MPs are set for another vote on Brexit tomorrow, but it’s not quite the make or break moment some are spinning it as.
In simple terms, MPs will vote to say whether the Prime Minister came to the Commons within three Parliamentary days of her historic defeat on the Withdrawal Agreement to set out her plan B – which she did.
Tuesday's vote is not an endorsement of that plan, just an acknowledgement that she told MPs about it.
What are more important are a series of amendments tabled to the motion.
The majority of these amendments have no legal power, but if any of them receive the backing of MPs it would send a clear signal to the Government on what changes the Commons would want to see to the Withdrawal Agreement.
Replacing the backstop
The one which appears to favoured by the government has been tabled by Conservative MP Sir Graham Brady.
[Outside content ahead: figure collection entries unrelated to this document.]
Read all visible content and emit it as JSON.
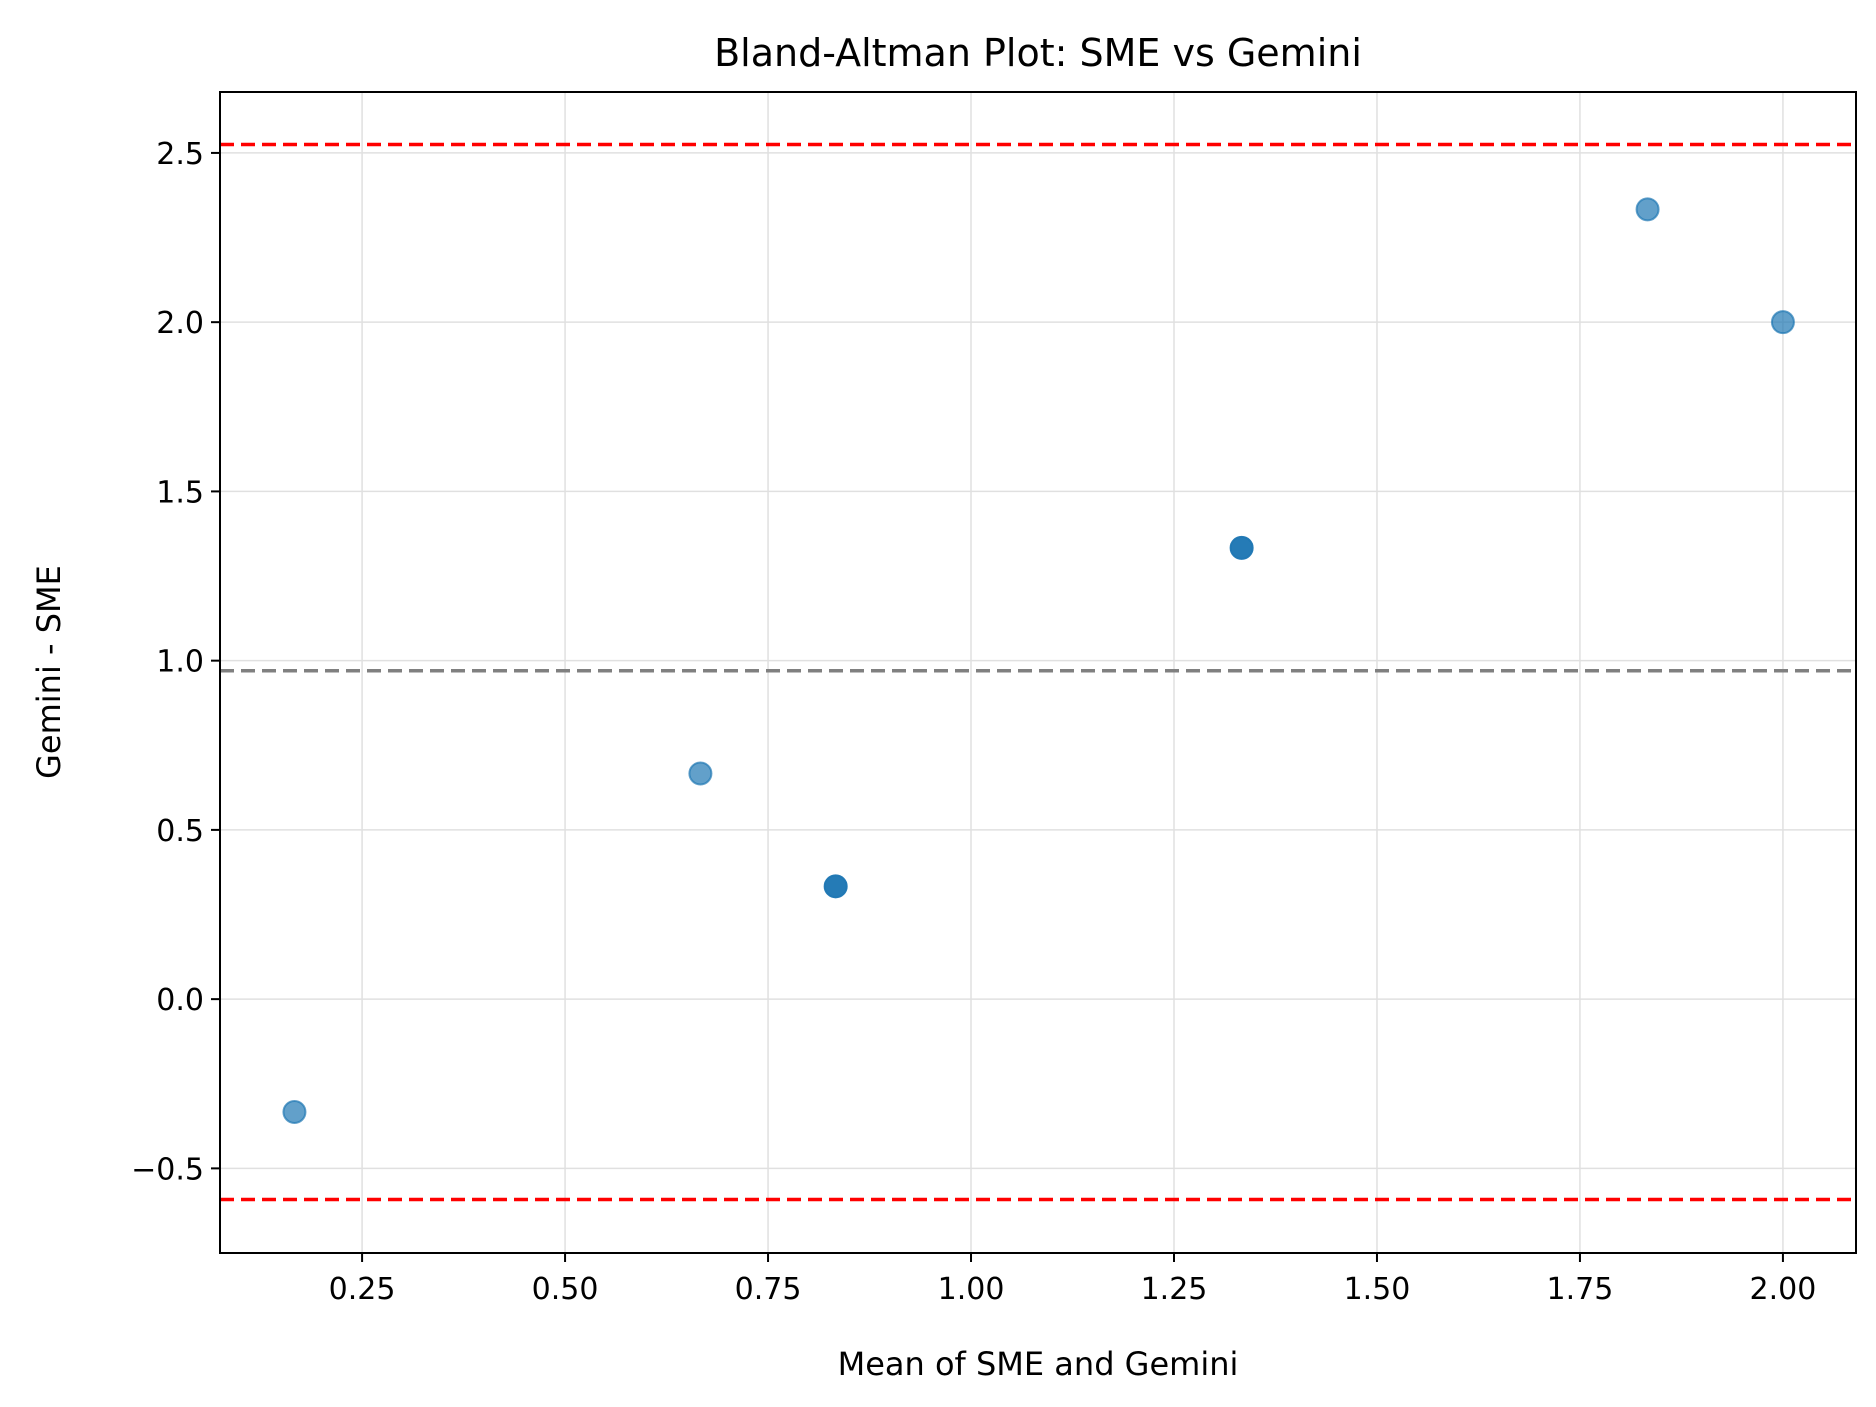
{
  "chart_data": {
    "type": "scatter",
    "title": "Bland-Altman Plot: SME vs Gemini",
    "xlabel": "Mean of SME and Gemini",
    "ylabel": "Gemini - SME",
    "xlim": [
      0.075,
      2.09
    ],
    "ylim": [
      -0.75,
      2.68
    ],
    "xticks": [
      0.25,
      0.5,
      0.75,
      1.0,
      1.25,
      1.5,
      1.75,
      2.0
    ],
    "xtick_labels": [
      "0.25",
      "0.50",
      "0.75",
      "1.00",
      "1.25",
      "1.50",
      "1.75",
      "2.00"
    ],
    "yticks": [
      -0.5,
      0.0,
      0.5,
      1.0,
      1.5,
      2.0,
      2.5
    ],
    "ytick_labels": [
      "−0.5",
      "0.0",
      "0.5",
      "1.0",
      "1.5",
      "2.0",
      "2.5"
    ],
    "grid": true,
    "points": [
      {
        "x": 0.1667,
        "y": -0.3333,
        "overlap": 1
      },
      {
        "x": 0.6667,
        "y": 0.6667,
        "overlap": 1
      },
      {
        "x": 0.8333,
        "y": 0.3333,
        "overlap": 3
      },
      {
        "x": 1.3333,
        "y": 1.3333,
        "overlap": 3
      },
      {
        "x": 1.8333,
        "y": 2.3333,
        "overlap": 1
      },
      {
        "x": 2.0,
        "y": 2.0,
        "overlap": 1
      }
    ],
    "reference_lines": [
      {
        "name": "mean difference",
        "y": 0.97,
        "color": "#808080",
        "style": "dashed"
      },
      {
        "name": "upper limit of agreement",
        "y": 2.525,
        "color": "#ff0000",
        "style": "dashed"
      },
      {
        "name": "lower limit of agreement",
        "y": -0.592,
        "color": "#ff0000",
        "style": "dashed"
      }
    ],
    "colors": {
      "points": "#1f77b4",
      "grid": "#e0e0e0",
      "axes": "#000000"
    }
  }
}
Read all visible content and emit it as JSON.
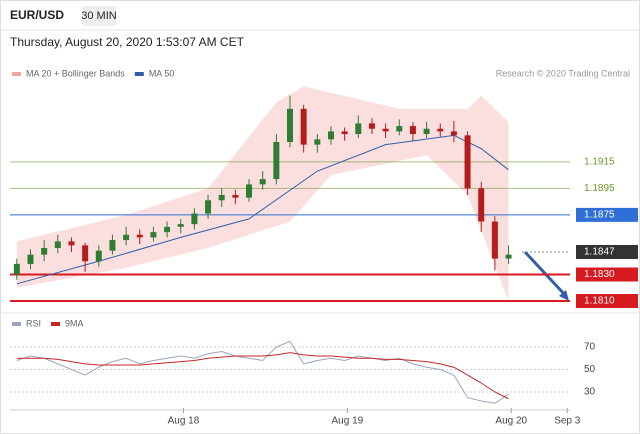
{
  "header": {
    "symbol": "EUR/USD",
    "interval": "30 MIN",
    "timestamp": "Thursday, August 20, 2020 1:53:07 AM CET"
  },
  "chart_data": [
    {
      "type": "candlestick",
      "legend": [
        {
          "name": "MA 20 + Bollinger Bands",
          "color": "#f4a3a3"
        },
        {
          "name": "MA 50",
          "color": "#2f5fa8"
        }
      ],
      "credit": "Research © 2020 Trading Central",
      "up_color": "#2e7d32",
      "down_color": "#b71c1c",
      "candles": [
        [
          1.183,
          1.1842,
          1.1826,
          1.1838
        ],
        [
          1.1838,
          1.1849,
          1.1834,
          1.1845
        ],
        [
          1.1845,
          1.1856,
          1.184,
          1.185
        ],
        [
          1.185,
          1.186,
          1.1846,
          1.1855
        ],
        [
          1.1855,
          1.1858,
          1.1847,
          1.1852
        ],
        [
          1.1852,
          1.1854,
          1.1832,
          1.184
        ],
        [
          1.184,
          1.1852,
          1.1836,
          1.1848
        ],
        [
          1.1848,
          1.186,
          1.1845,
          1.1856
        ],
        [
          1.1856,
          1.1866,
          1.1852,
          1.186
        ],
        [
          1.186,
          1.1864,
          1.1853,
          1.1858
        ],
        [
          1.1858,
          1.1866,
          1.1855,
          1.1862
        ],
        [
          1.1862,
          1.187,
          1.1858,
          1.1866
        ],
        [
          1.1866,
          1.1872,
          1.1861,
          1.1868
        ],
        [
          1.1868,
          1.188,
          1.1864,
          1.1876
        ],
        [
          1.1876,
          1.189,
          1.1872,
          1.1886
        ],
        [
          1.1886,
          1.1895,
          1.1881,
          1.189
        ],
        [
          1.189,
          1.1894,
          1.1883,
          1.1888
        ],
        [
          1.1888,
          1.1902,
          1.1885,
          1.1898
        ],
        [
          1.1898,
          1.1908,
          1.1894,
          1.1902
        ],
        [
          1.1902,
          1.1936,
          1.1898,
          1.193
        ],
        [
          1.193,
          1.1965,
          1.1926,
          1.1955
        ],
        [
          1.1955,
          1.1958,
          1.1922,
          1.1928
        ],
        [
          1.1928,
          1.1936,
          1.1922,
          1.1932
        ],
        [
          1.1932,
          1.1942,
          1.1928,
          1.1938
        ],
        [
          1.1938,
          1.1941,
          1.1931,
          1.1936
        ],
        [
          1.1936,
          1.195,
          1.1933,
          1.1944
        ],
        [
          1.1944,
          1.1948,
          1.1936,
          1.194
        ],
        [
          1.194,
          1.1944,
          1.1933,
          1.1938
        ],
        [
          1.1938,
          1.1947,
          1.1935,
          1.1942
        ],
        [
          1.1942,
          1.1945,
          1.1931,
          1.1936
        ],
        [
          1.1936,
          1.1945,
          1.1933,
          1.194
        ],
        [
          1.194,
          1.1944,
          1.1934,
          1.1938
        ],
        [
          1.1938,
          1.1946,
          1.193,
          1.1935
        ],
        [
          1.1935,
          1.1938,
          1.189,
          1.1895
        ],
        [
          1.1895,
          1.19,
          1.1862,
          1.187
        ],
        [
          1.187,
          1.1874,
          1.1833,
          1.1842
        ],
        [
          1.1842,
          1.1852,
          1.1838,
          1.1845
        ]
      ],
      "ma50": {
        "x": [
          0,
          6,
          12,
          17,
          22,
          27,
          32,
          34,
          36
        ],
        "values": [
          1.1823,
          1.184,
          1.1858,
          1.1872,
          1.1908,
          1.1928,
          1.1935,
          1.1925,
          1.1909
        ]
      },
      "bollinger_upper": {
        "x": [
          0,
          8,
          14,
          19,
          21,
          28,
          33,
          34,
          36
        ],
        "values": [
          1.1855,
          1.1875,
          1.1895,
          1.196,
          1.1972,
          1.1955,
          1.1955,
          1.1965,
          1.1945
        ]
      },
      "bollinger_lower": {
        "x": [
          0,
          8,
          14,
          17,
          20,
          23,
          30,
          33,
          36
        ],
        "values": [
          1.182,
          1.1835,
          1.185,
          1.186,
          1.187,
          1.1905,
          1.192,
          1.189,
          1.181
        ]
      },
      "levels": [
        {
          "value": 1.1915,
          "color": "#6a9a2a",
          "style": "text"
        },
        {
          "value": 1.1895,
          "color": "#6a9a2a",
          "style": "text"
        },
        {
          "value": 1.1875,
          "color": "#2f6fd6",
          "style": "box"
        },
        {
          "value": 1.1847,
          "color": "#333333",
          "style": "current"
        },
        {
          "value": 1.183,
          "label": "1.1830",
          "color": "#d71920",
          "style": "box"
        },
        {
          "value": 1.181,
          "label": "1.1810",
          "color": "#d71920",
          "style": "box"
        }
      ],
      "xlim": [
        -0.5,
        40.5
      ],
      "ylim": [
        1.1807,
        1.1973
      ],
      "xticks": [
        {
          "value": 12.2,
          "label": "Aug 18"
        },
        {
          "value": 24.2,
          "label": "Aug 19"
        },
        {
          "value": 36.2,
          "label": "Aug 20"
        },
        {
          "value": 40.3,
          "label": "Sep 3"
        }
      ]
    },
    {
      "type": "line",
      "series": [
        {
          "name": "RSI",
          "color": "#9aa6bd",
          "values": [
            58,
            62,
            60,
            55,
            50,
            45,
            52,
            57,
            60,
            55,
            58,
            60,
            62,
            60,
            64,
            66,
            62,
            60,
            58,
            70,
            75,
            55,
            58,
            60,
            58,
            62,
            60,
            58,
            60,
            55,
            52,
            50,
            45,
            25,
            22,
            20,
            28
          ]
        },
        {
          "name": "9MA",
          "color": "#c62828",
          "values": [
            60,
            60,
            60,
            59,
            57,
            55,
            54,
            54,
            54,
            54,
            55,
            56,
            57,
            58,
            60,
            61,
            62,
            62,
            62,
            63,
            65,
            63,
            62,
            62,
            61,
            60,
            60,
            59,
            59,
            58,
            57,
            55,
            52,
            45,
            38,
            30,
            24
          ]
        }
      ],
      "ylim": [
        14,
        85.1
      ],
      "yticks": [
        30,
        50,
        70
      ]
    }
  ]
}
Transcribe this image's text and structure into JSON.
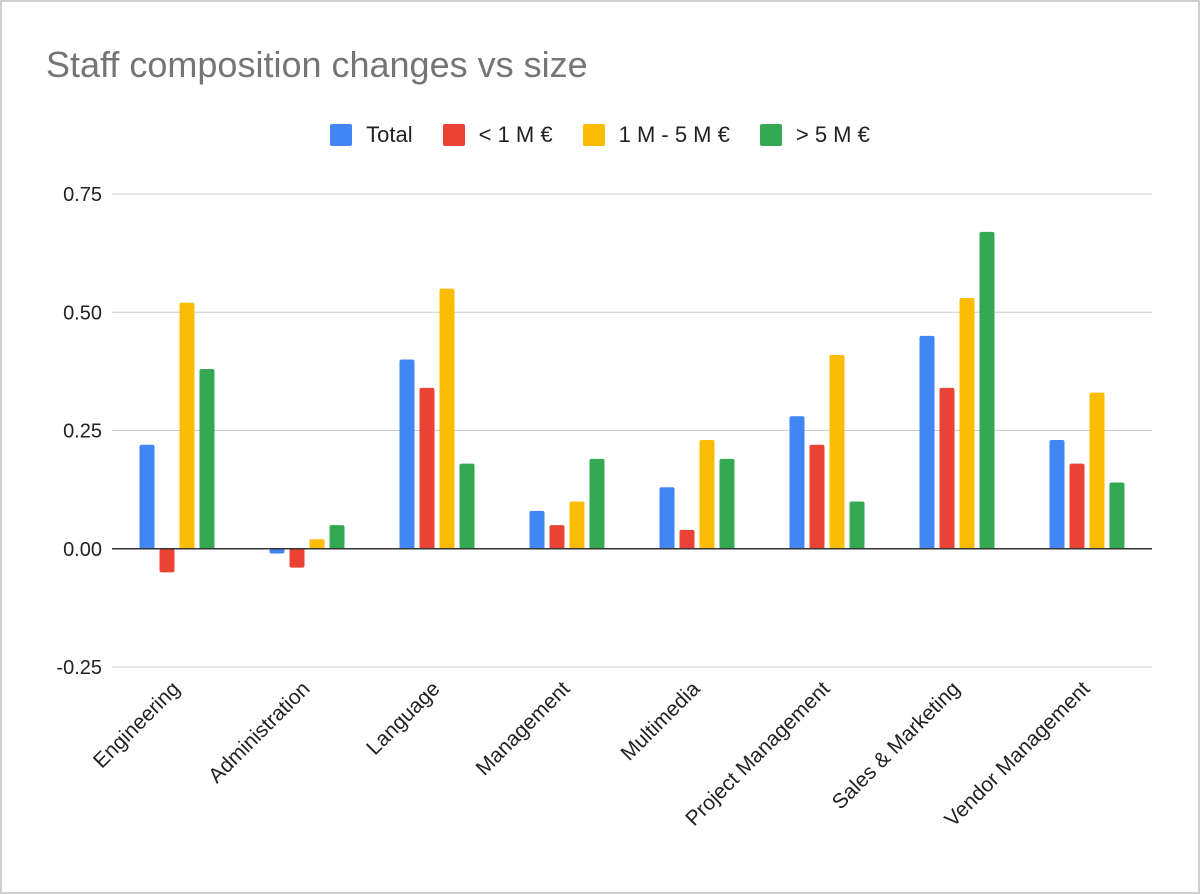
{
  "chart_data": {
    "type": "bar",
    "title": "Staff composition changes vs size",
    "xlabel": "",
    "ylabel": "",
    "ylim": [
      -0.25,
      0.75
    ],
    "yticks": [
      "0.75",
      "0.50",
      "0.25",
      "0.00",
      "-0.25"
    ],
    "grid": true,
    "legend_position": "top",
    "categories": [
      "Engineering",
      "Administration",
      "Language",
      "Management",
      "Multimedia",
      "Project Management",
      "Sales & Marketing",
      "Vendor Management"
    ],
    "series": [
      {
        "name": "Total",
        "color": "#4285f4",
        "values": [
          0.22,
          -0.01,
          0.4,
          0.08,
          0.13,
          0.28,
          0.45,
          0.23
        ]
      },
      {
        "name": "< 1 M €",
        "color": "#ea4335",
        "values": [
          -0.05,
          -0.04,
          0.34,
          0.05,
          0.04,
          0.22,
          0.34,
          0.18
        ]
      },
      {
        "name": "1 M - 5 M €",
        "color": "#fbbc04",
        "values": [
          0.52,
          0.02,
          0.55,
          0.1,
          0.23,
          0.41,
          0.53,
          0.33
        ]
      },
      {
        "name": "> 5 M €",
        "color": "#34a853",
        "values": [
          0.38,
          0.05,
          0.18,
          0.19,
          0.19,
          0.1,
          0.67,
          0.14
        ]
      }
    ]
  }
}
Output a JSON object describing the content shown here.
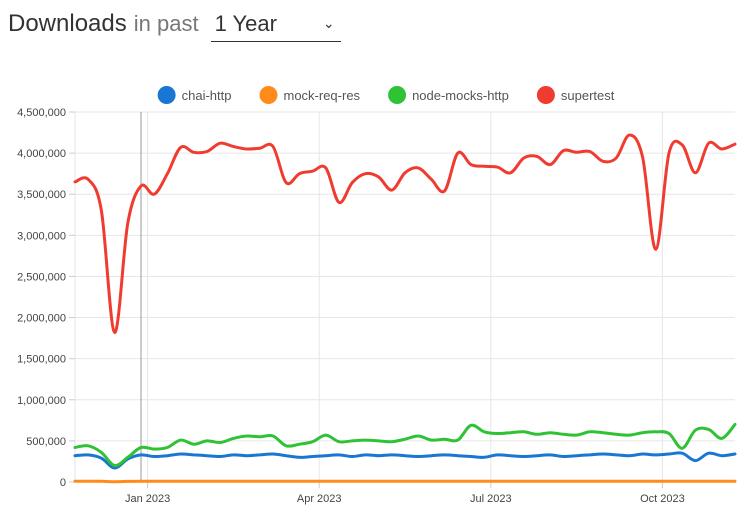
{
  "header": {
    "title": "Downloads",
    "subtitle": "in past",
    "period": "1 Year"
  },
  "colors": {
    "chai-http": "#1976d2",
    "mock-req-res": "#ff8c1a",
    "node-mocks-http": "#2ec234",
    "supertest": "#f03c30"
  },
  "chart_data": {
    "type": "line",
    "title": "Downloads in past 1 Year",
    "xlabel": "",
    "ylabel": "",
    "ylim": [
      0,
      4500000
    ],
    "yticks": [
      "0",
      "500,000",
      "1,000,000",
      "1,500,000",
      "2,000,000",
      "2,500,000",
      "3,000,000",
      "3,500,000",
      "4,000,000",
      "4,500,000"
    ],
    "xticks": [
      "Jan 2023",
      "Apr 2023",
      "Jul 2023",
      "Oct 2023"
    ],
    "xtick_positions": [
      5.5,
      18.5,
      31.5,
      44.5
    ],
    "x": [
      0,
      1,
      2,
      3,
      4,
      5,
      6,
      7,
      8,
      9,
      10,
      11,
      12,
      13,
      14,
      15,
      16,
      17,
      18,
      19,
      20,
      21,
      22,
      23,
      24,
      25,
      26,
      27,
      28,
      29,
      30,
      31,
      32,
      33,
      34,
      35,
      36,
      37,
      38,
      39,
      40,
      41,
      42,
      43,
      44,
      45,
      46,
      47,
      48,
      49,
      50
    ],
    "hover_index": 5,
    "series": [
      {
        "name": "chai-http",
        "values": [
          320000,
          330000,
          290000,
          170000,
          280000,
          330000,
          310000,
          320000,
          340000,
          330000,
          320000,
          310000,
          330000,
          320000,
          330000,
          340000,
          320000,
          300000,
          310000,
          320000,
          330000,
          310000,
          330000,
          320000,
          330000,
          320000,
          310000,
          320000,
          330000,
          320000,
          310000,
          300000,
          330000,
          320000,
          310000,
          320000,
          330000,
          310000,
          320000,
          330000,
          340000,
          330000,
          320000,
          340000,
          330000,
          340000,
          350000,
          260000,
          350000,
          320000,
          340000
        ]
      },
      {
        "name": "mock-req-res",
        "values": [
          9000,
          9000,
          8000,
          4000,
          7000,
          9000,
          9000,
          9000,
          9000,
          9000,
          9000,
          9000,
          9000,
          9000,
          9000,
          9000,
          9000,
          9000,
          9000,
          9000,
          9000,
          9000,
          9000,
          9000,
          9000,
          9000,
          9000,
          9000,
          9000,
          9000,
          9000,
          9000,
          9000,
          9000,
          9000,
          9000,
          9000,
          9000,
          9000,
          9000,
          9000,
          9000,
          9000,
          9000,
          9000,
          9000,
          9000,
          9000,
          9000,
          9000,
          9000
        ]
      },
      {
        "name": "node-mocks-http",
        "values": [
          420000,
          440000,
          360000,
          200000,
          300000,
          420000,
          400000,
          420000,
          510000,
          460000,
          500000,
          480000,
          530000,
          560000,
          550000,
          560000,
          440000,
          460000,
          490000,
          570000,
          490000,
          500000,
          510000,
          500000,
          490000,
          520000,
          560000,
          510000,
          520000,
          510000,
          690000,
          610000,
          590000,
          600000,
          610000,
          580000,
          600000,
          580000,
          570000,
          610000,
          600000,
          580000,
          570000,
          600000,
          610000,
          590000,
          410000,
          630000,
          640000,
          530000,
          700000
        ]
      },
      {
        "name": "supertest",
        "values": [
          3650000,
          3680000,
          3300000,
          1820000,
          3150000,
          3600000,
          3500000,
          3750000,
          4070000,
          4010000,
          4020000,
          4120000,
          4080000,
          4050000,
          4060000,
          4080000,
          3640000,
          3750000,
          3780000,
          3820000,
          3400000,
          3640000,
          3750000,
          3710000,
          3550000,
          3760000,
          3820000,
          3680000,
          3540000,
          4000000,
          3860000,
          3840000,
          3830000,
          3760000,
          3940000,
          3960000,
          3860000,
          4030000,
          4010000,
          4020000,
          3900000,
          3940000,
          4220000,
          3950000,
          2830000,
          4000000,
          4100000,
          3760000,
          4120000,
          4050000,
          4110000
        ]
      }
    ]
  }
}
This is aimed at neutralising the controversial 'backstop' plan contained in the Withdrawal Agreement which prevents a hard border between Northern Ireland and the Republic. The backstop would see the UK follow the rules of the EU's customs union after Brexit until a trade deal has been agreed. MPs are unhappy with this plan as the UK would be unable to leave the backstop arrangement unilaterally, and there is no time-limit on how long it would last.
Sir Graham's amendment requires the backstop to be replaced with “alternative arrangements” in order to prevent a hard border with Ireland. Sir Graham believes if this passed it would strengthen May’s hand in her negotiations with the EU.
“If my amendment is carried, she goes back to Brussels and says: you wanted to know what we can get through the House of Commons? This is it,” Sir Graham said on Monday.
Not all MPs back the plan. Some hardline Brexiters think adding a “codicil” to the Withdrawal Agreement is not good enough, as the backstop still remains. Anti-Brexit MPs believe the EU will not agree to the proposal, and pushing ahead with it simply wastes time that could be spent striking a different deal.
The other amendment which could drastically alter Brexit has been tabled by Labour MP Yvette Cooper. Her plan would see MPs seize control of Parliament timetabling from the government, allowing a a vote on legislation that would force May to delay Brexit if a deal with the EU cannot be agreed.
That amendment has stiff opposition among Brexiters, but some high profile Tories – including work and pensions secretary Amber Rudd – are keen to back it.
It is not yet clear whether Labour leader Jeremy Corbyn will support the plan, and it is believed he would want to limit any delay to three months, instead of the proposed nine.
Whether MPs vote on these amendments comes down to one man – Commons Speaker John Bercow. He will decide on Tuesday morning which ones will be put before the House, and voting will begin at around 7pm.